I’m making a long story short for you, but that night I realized I had a $100,000 term life insurance policy on myself. I prayed for God to take me home. Marion would have the money and things would be all right. Let me tell you. When I woke up and saw those motel curtains the next morning, I was mad at God! But. I had to go on to work and tell stories as if I didn’t have all these problems, and I did. And that night, the change happened.
It’s part of my Native American tradition to think of rocks as the Grandfathers of the earth. They’ve been here since the beginning, they’ve seen everything. Rocks carry stories. I took out the rock I always carry, and I poured out all of my story—all the childhood trauma, all the pain I was going through, all the fear and desperation—I gave everything that wasn’t me to that Grandfather rock. And then, I held that rock under running water to wash away, be become part of the river’s flow, to be one more story in a universe of stories.

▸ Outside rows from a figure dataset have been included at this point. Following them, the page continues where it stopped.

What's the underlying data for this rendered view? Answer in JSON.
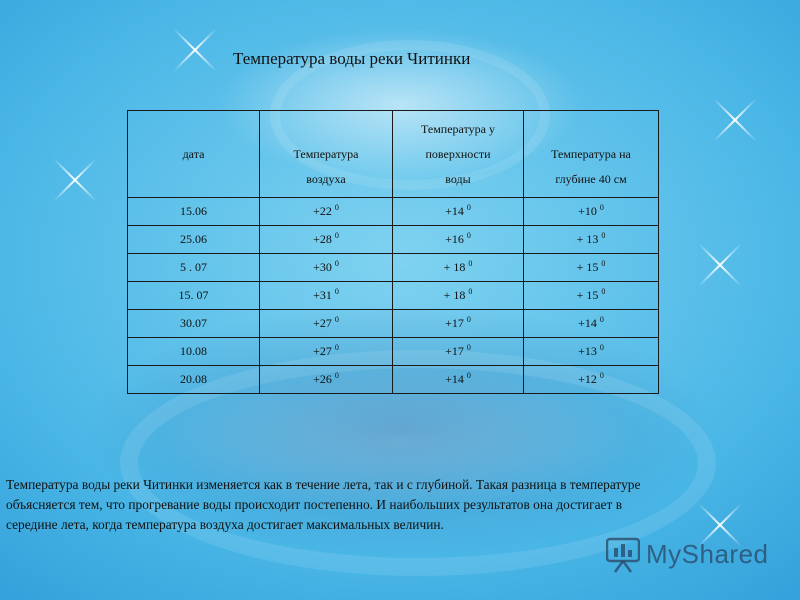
{
  "title": "Температура  воды реки Читинки",
  "table": {
    "headers": [
      [
        "дата"
      ],
      [
        "",
        "Температура",
        "воздуха"
      ],
      [
        "Температура у",
        "поверхности",
        "воды"
      ],
      [
        "",
        "Температура на",
        "глубине  40 см"
      ]
    ],
    "degree_mark": "0",
    "rows": [
      {
        "date": "15.06",
        "air": "+22",
        "surface": "+14",
        "depth": "+10"
      },
      {
        "date": "25.06",
        "air": "+28",
        "surface": "+16",
        "depth": "+ 13"
      },
      {
        "date": "5 . 07",
        "air": "+30",
        "surface": "+ 18",
        "depth": "+ 15"
      },
      {
        "date": "15. 07",
        "air": "+31",
        "surface": "+ 18",
        "depth": "+ 15"
      },
      {
        "date": "30.07",
        "air": "+27",
        "surface": "+17",
        "depth": "+14"
      },
      {
        "date": "10.08",
        "air": "+27",
        "surface": "+17",
        "depth": "+13"
      },
      {
        "date": "20.08",
        "air": "+26",
        "surface": "+14",
        "depth": "+12"
      }
    ]
  },
  "paragraph": [
    "Температура  воды реки Читинки изменяется как в течение лета, так и с глубиной. Такая разница в температуре",
    " объясняется тем, что прогревание воды происходит постепенно. И наибольших результатов она достигает в",
    "середине  лета, когда температура воздуха достигает максимальных величин."
  ],
  "logo": {
    "text": "MyShared",
    "icon": "myshared-logo-icon"
  }
}
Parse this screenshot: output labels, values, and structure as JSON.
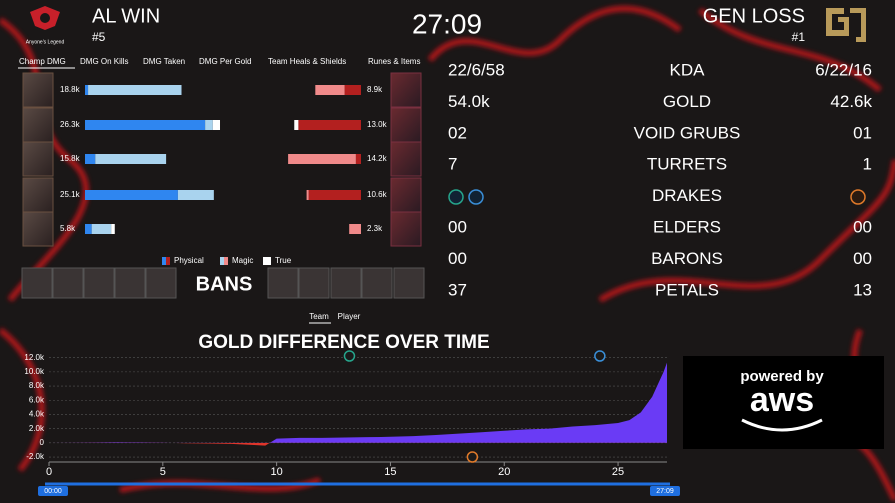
{
  "header": {
    "left_team": "AL WIN",
    "left_rank": "#5",
    "left_logo_text": "Anyone's Legend",
    "timer": "27:09",
    "right_team": "GEN LOSS",
    "right_rank": "#1"
  },
  "tabs": [
    "Champ DMG",
    "DMG On Kills",
    "DMG Taken",
    "DMG Per Gold",
    "Team Heals & Shields",
    "Runes & Items"
  ],
  "chart_data": [
    {
      "type": "stacked-hbar",
      "xlim": [
        0,
        30
      ],
      "series": [
        {
          "name": "Physical",
          "colors": [
            "#2f86f0",
            "#b3201f"
          ],
          "left": [
            0.6,
            23.4,
            2.0,
            18.1,
            1.3
          ],
          "right": [
            3.2,
            12.2,
            1.0,
            10.2,
            0
          ]
        },
        {
          "name": "Magic",
          "colors": [
            "#a9d3ee",
            "#f08a8a"
          ],
          "left": [
            18.2,
            1.5,
            13.8,
            7.0,
            3.8
          ],
          "right": [
            5.7,
            0,
            13.2,
            0.4,
            2.3
          ]
        },
        {
          "name": "True",
          "colors": [
            "#ffffff",
            "#ffffff"
          ],
          "left": [
            0,
            1.4,
            0,
            0,
            0.7
          ],
          "right": [
            0,
            0.8,
            0,
            0,
            0
          ]
        }
      ],
      "left_totals": [
        18.8,
        26.3,
        15.8,
        25.1,
        5.8
      ],
      "left_value_labels": [
        "18.8k",
        "26.3k",
        "15.8k",
        "25.1k",
        "5.8k"
      ],
      "right_totals": [
        8.9,
        13.0,
        14.2,
        10.6,
        2.3
      ],
      "right_value_labels": [
        "8.9k",
        "13.0k",
        "14.2k",
        "10.6k",
        "2.3k"
      ]
    },
    {
      "type": "area",
      "title": "GOLD DIFFERENCE OVER TIME",
      "x": [
        0,
        1,
        2,
        3,
        4,
        5,
        6,
        7,
        8,
        9,
        9.5,
        10,
        11,
        12,
        13,
        14,
        15,
        16,
        17,
        18,
        19,
        20,
        21,
        22,
        23,
        24,
        25,
        25.5,
        26,
        26.5,
        27,
        27.15
      ],
      "values": [
        0,
        20,
        50,
        80,
        60,
        30,
        -50,
        -100,
        -150,
        -300,
        -400,
        600,
        700,
        700,
        750,
        800,
        850,
        950,
        1100,
        1300,
        1500,
        1700,
        1900,
        2000,
        2300,
        2500,
        2800,
        3200,
        4300,
        6500,
        10000,
        11300
      ],
      "xlim": [
        0,
        27.15
      ],
      "xticks": [
        0,
        5,
        10,
        15,
        20,
        25
      ],
      "ylim": [
        -2700,
        12800
      ],
      "yticks": [
        {
          "value": 12000,
          "label": "12.0k"
        },
        {
          "value": 10000,
          "label": "10.0k"
        },
        {
          "value": 8000,
          "label": "8.0k"
        },
        {
          "value": 6000,
          "label": "6.0k"
        },
        {
          "value": 4000,
          "label": "4.0k"
        },
        {
          "value": 2000,
          "label": "2.0k"
        },
        0,
        {
          "value": -2000,
          "label": "-2.0k"
        }
      ],
      "colors": {
        "positive": "#6a3bf5",
        "negative": "#e0352b"
      },
      "grid": true,
      "events": [
        {
          "x": 13.2,
          "position": "top",
          "color": "#26a58c"
        },
        {
          "x": 24.2,
          "position": "top",
          "color": "#3a8fd8"
        },
        {
          "x": 18.6,
          "position": "bottom",
          "color": "#e07a2a"
        }
      ]
    }
  ],
  "bans": "BANS",
  "toggle": [
    "Team",
    "Player"
  ],
  "stats": {
    "rows": [
      {
        "left": "22/6/58",
        "label": "KDA",
        "right": "6/22/16"
      },
      {
        "left": "54.0k",
        "label": "GOLD",
        "right": "42.6k"
      },
      {
        "left": "02",
        "label": "VOID GRUBS",
        "right": "01"
      },
      {
        "left": "7",
        "label": "TURRETS",
        "right": "1"
      },
      {
        "label": "DRAKES"
      },
      {
        "left": "00",
        "label": "ELDERS",
        "right": "00"
      },
      {
        "left": "00",
        "label": "BARONS",
        "right": "00"
      },
      {
        "left": "37",
        "label": "PETALS",
        "right": "13"
      }
    ]
  },
  "slider": {
    "start": "00:00",
    "end": "27:09"
  },
  "sponsor": {
    "line1": "powered by",
    "line2": "aws"
  }
}
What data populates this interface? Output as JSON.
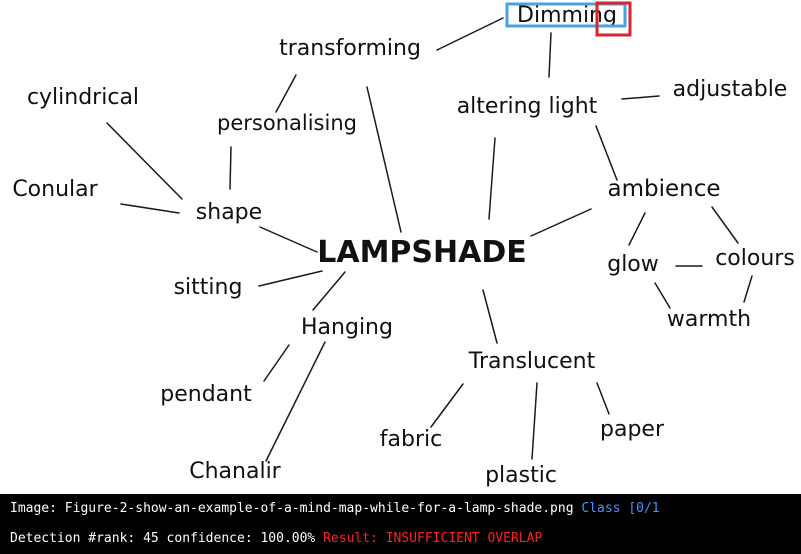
{
  "image_view": {
    "nodes": [
      {
        "id": "dimming",
        "label": "Dimming"
      },
      {
        "id": "transforming",
        "label": "transforming"
      },
      {
        "id": "altering_light",
        "label": "altering light"
      },
      {
        "id": "adjustable",
        "label": "adjustable"
      },
      {
        "id": "cylindrical",
        "label": "cylindrical"
      },
      {
        "id": "personalising",
        "label": "personalising"
      },
      {
        "id": "conular",
        "label": "Conular"
      },
      {
        "id": "shape",
        "label": "shape"
      },
      {
        "id": "ambience",
        "label": "ambience"
      },
      {
        "id": "lampshade",
        "label": "LAMPSHADE"
      },
      {
        "id": "glow",
        "label": "glow"
      },
      {
        "id": "colours",
        "label": "colours"
      },
      {
        "id": "sitting",
        "label": "sitting"
      },
      {
        "id": "hanging",
        "label": "Hanging"
      },
      {
        "id": "warmth",
        "label": "warmth"
      },
      {
        "id": "pendant",
        "label": "pendant"
      },
      {
        "id": "translucent",
        "label": "Translucent"
      },
      {
        "id": "fabric",
        "label": "fabric"
      },
      {
        "id": "paper",
        "label": "paper"
      },
      {
        "id": "chandelier",
        "label": "Chanalir"
      },
      {
        "id": "plastic",
        "label": "plastic"
      }
    ],
    "edges": [
      [
        "transforming",
        "dimming"
      ],
      [
        "dimming",
        "altering_light"
      ],
      [
        "transforming",
        "personalising"
      ],
      [
        "transforming",
        "lampshade"
      ],
      [
        "altering_light",
        "adjustable"
      ],
      [
        "altering_light",
        "lampshade"
      ],
      [
        "altering_light",
        "ambience"
      ],
      [
        "cylindrical",
        "shape"
      ],
      [
        "personalising",
        "shape"
      ],
      [
        "conular",
        "shape"
      ],
      [
        "shape",
        "lampshade"
      ],
      [
        "ambience",
        "lampshade"
      ],
      [
        "ambience",
        "glow"
      ],
      [
        "ambience",
        "colours"
      ],
      [
        "glow",
        "colours"
      ],
      [
        "glow",
        "warmth"
      ],
      [
        "colours",
        "warmth"
      ],
      [
        "sitting",
        "lampshade"
      ],
      [
        "lampshade",
        "hanging"
      ],
      [
        "hanging",
        "pendant"
      ],
      [
        "hanging",
        "chandelier"
      ],
      [
        "lampshade",
        "translucent"
      ],
      [
        "translucent",
        "fabric"
      ],
      [
        "translucent",
        "plastic"
      ],
      [
        "translucent",
        "paper"
      ]
    ],
    "highlight_colors": {
      "detection_box": "#4aa3df",
      "target_box": "#d9262c"
    }
  },
  "status": {
    "image_label": "Image:",
    "image_filename": "Figure-2-show-an-example-of-a-mind-map-while-for-a-lamp-shade.png",
    "class_label": "Class [0/1",
    "detection_label": "Detection #rank:",
    "rank": "45",
    "confidence_label": "confidence:",
    "confidence": "100.00%",
    "result_text": "Result: INSUFFICIENT OVERLAP"
  }
}
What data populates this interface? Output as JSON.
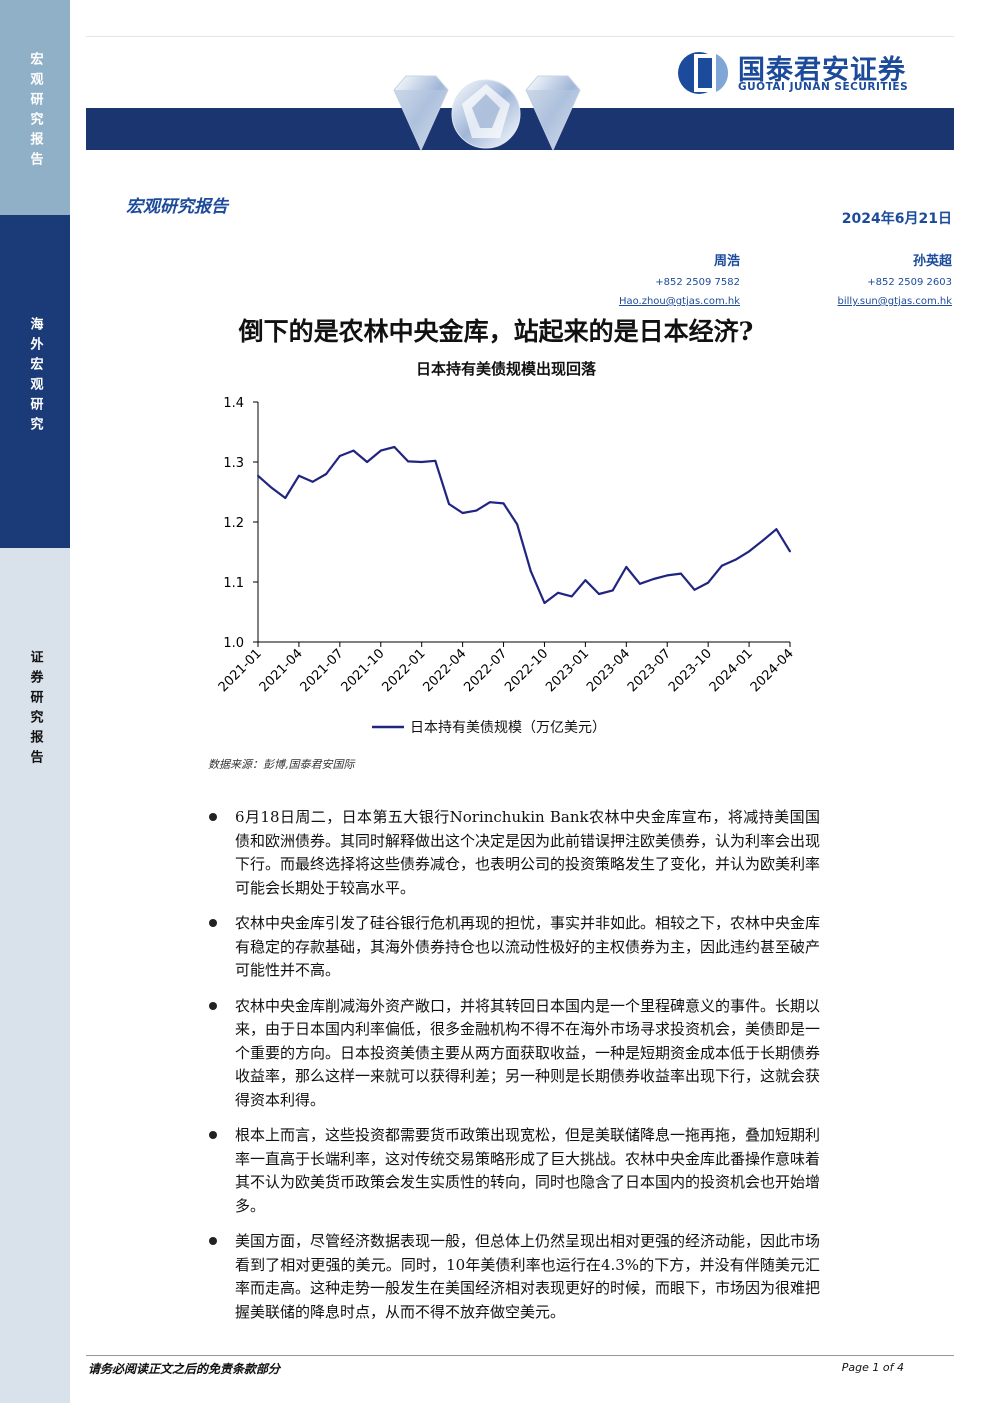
{
  "sidebar": {
    "seg1": "宏观研究报告",
    "seg2": "海外宏观研究",
    "seg3": "证券研究报告"
  },
  "header": {
    "company_cn": "国泰君安证券",
    "company_en": "GUOTAI JUNAN SECURITIES",
    "report_type": "宏观研究报告",
    "date": "2024年6月21日"
  },
  "authors": [
    {
      "name": "周浩",
      "phone": "+852 2509 7582",
      "email": "Hao.zhou@gtjas.com.hk"
    },
    {
      "name": "孙英超",
      "phone": "+852 2509 2603",
      "email": "billy.sun@gtjas.com.hk"
    }
  ],
  "title": "倒下的是农林中央金库，站起来的是日本经济?",
  "chart_data": {
    "type": "line",
    "title": "日本持有美债规模出现回落",
    "x": [
      "2021-01",
      "2021-02",
      "2021-03",
      "2021-04",
      "2021-05",
      "2021-06",
      "2021-07",
      "2021-08",
      "2021-09",
      "2021-10",
      "2021-11",
      "2021-12",
      "2022-01",
      "2022-02",
      "2022-03",
      "2022-04",
      "2022-05",
      "2022-06",
      "2022-07",
      "2022-08",
      "2022-09",
      "2022-10",
      "2022-11",
      "2022-12",
      "2023-01",
      "2023-02",
      "2023-03",
      "2023-04",
      "2023-05",
      "2023-06",
      "2023-07",
      "2023-08",
      "2023-09",
      "2023-10",
      "2023-11",
      "2023-12",
      "2024-01",
      "2024-02",
      "2024-03",
      "2024-04"
    ],
    "x_tick_labels": [
      "2021-01",
      "2021-04",
      "2021-07",
      "2021-10",
      "2022-01",
      "2022-04",
      "2022-07",
      "2022-10",
      "2023-01",
      "2023-04",
      "2023-07",
      "2023-10",
      "2024-01",
      "2024-04"
    ],
    "series": [
      {
        "name": "日本持有美债规模（万亿美元）",
        "values": [
          1.277,
          1.257,
          1.24,
          1.277,
          1.267,
          1.28,
          1.31,
          1.319,
          1.3,
          1.319,
          1.325,
          1.301,
          1.3,
          1.302,
          1.23,
          1.215,
          1.219,
          1.233,
          1.231,
          1.196,
          1.118,
          1.065,
          1.082,
          1.076,
          1.103,
          1.08,
          1.086,
          1.125,
          1.097,
          1.105,
          1.111,
          1.114,
          1.087,
          1.099,
          1.127,
          1.137,
          1.151,
          1.169,
          1.188,
          1.151
        ]
      }
    ],
    "ylim": [
      1.0,
      1.4
    ],
    "yticks": [
      "1.0",
      "1.1",
      "1.2",
      "1.3",
      "1.4"
    ],
    "grid": false,
    "legend_position": "bottom",
    "color": "#1f2580"
  },
  "source": "数据来源：彭博,国泰君安国际",
  "bullets": [
    "6月18日周二，日本第五大银行Norinchukin Bank农林中央金库宣布，将减持美国国债和欧洲债券。其同时解释做出这个决定是因为此前错误押注欧美债券，认为利率会出现下行。而最终选择将这些债券减仓，也表明公司的投资策略发生了变化，并认为欧美利率可能会长期处于较高水平。",
    "农林中央金库引发了硅谷银行危机再现的担忧，事实并非如此。相较之下，农林中央金库有稳定的存款基础，其海外债券持仓也以流动性极好的主权债券为主，因此违约甚至破产可能性并不高。",
    "农林中央金库削减海外资产敞口，并将其转回日本国内是一个里程碑意义的事件。长期以来，由于日本国内利率偏低，很多金融机构不得不在海外市场寻求投资机会，美债即是一个重要的方向。日本投资美债主要从两方面获取收益，一种是短期资金成本低于长期债券收益率，那么这样一来就可以获得利差；另一种则是长期债券收益率出现下行，这就会获得资本利得。",
    "根本上而言，这些投资都需要货币政策出现宽松，但是美联储降息一拖再拖，叠加短期利率一直高于长端利率，这对传统交易策略形成了巨大挑战。农林中央金库此番操作意味着其不认为欧美货币政策会发生实质性的转向，同时也隐含了日本国内的投资机会也开始增多。",
    "美国方面，尽管经济数据表现一般，但总体上仍然呈现出相对更强的经济动能，因此市场看到了相对更强的美元。同时，10年美债利率也运行在4.3%的下方，并没有伴随美元汇率而走高。这种走势一般发生在美国经济相对表现更好的时候，而眼下，市场因为很难把握美联储的降息时点，从而不得不放弃做空美元。"
  ],
  "footer": {
    "disclaimer": "请务必阅读正文之后的免责条款部分",
    "page": "Page 1 of 4"
  }
}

And I was left, an Appalachian woman story-teller who loves to share stories with young people, whose children were still addicted to drugs, who was still in awful debt, who couldn’t fix anything, but who could go on living with peace in her heart and joy in her life. That day in the classroom, I was so different. I wanted to share stories and all the joy and peace that was in me. And I still do, these many years later.
I still had a lot to go through. Things didn’t get better right away and at times got even worse. But I was who I needed to be now. I was different. I still kept trying to help my children and I had my grandsons to raise, but I wasn’t anybody’s savior anymore. And little by little, I started having what I needed to have in order to do what I needed to do. I share stories.
And let me tell you. If bad things are going on in your life and it’s from other people, it’s not your fault. Don’t carry that. And if bad things are going on in your life because of some mistake you’ve made, there’s help. Get help. Grow your wings and fly, right here in Appalachia or wherever your beautiful wings need to go. The most important thing you can do is become the butterfly that’s in you, because that lets you help others grow their wings too.
Be what you need to be and you’ll have what you need to have in order to do what you need to do. You were meant to fly!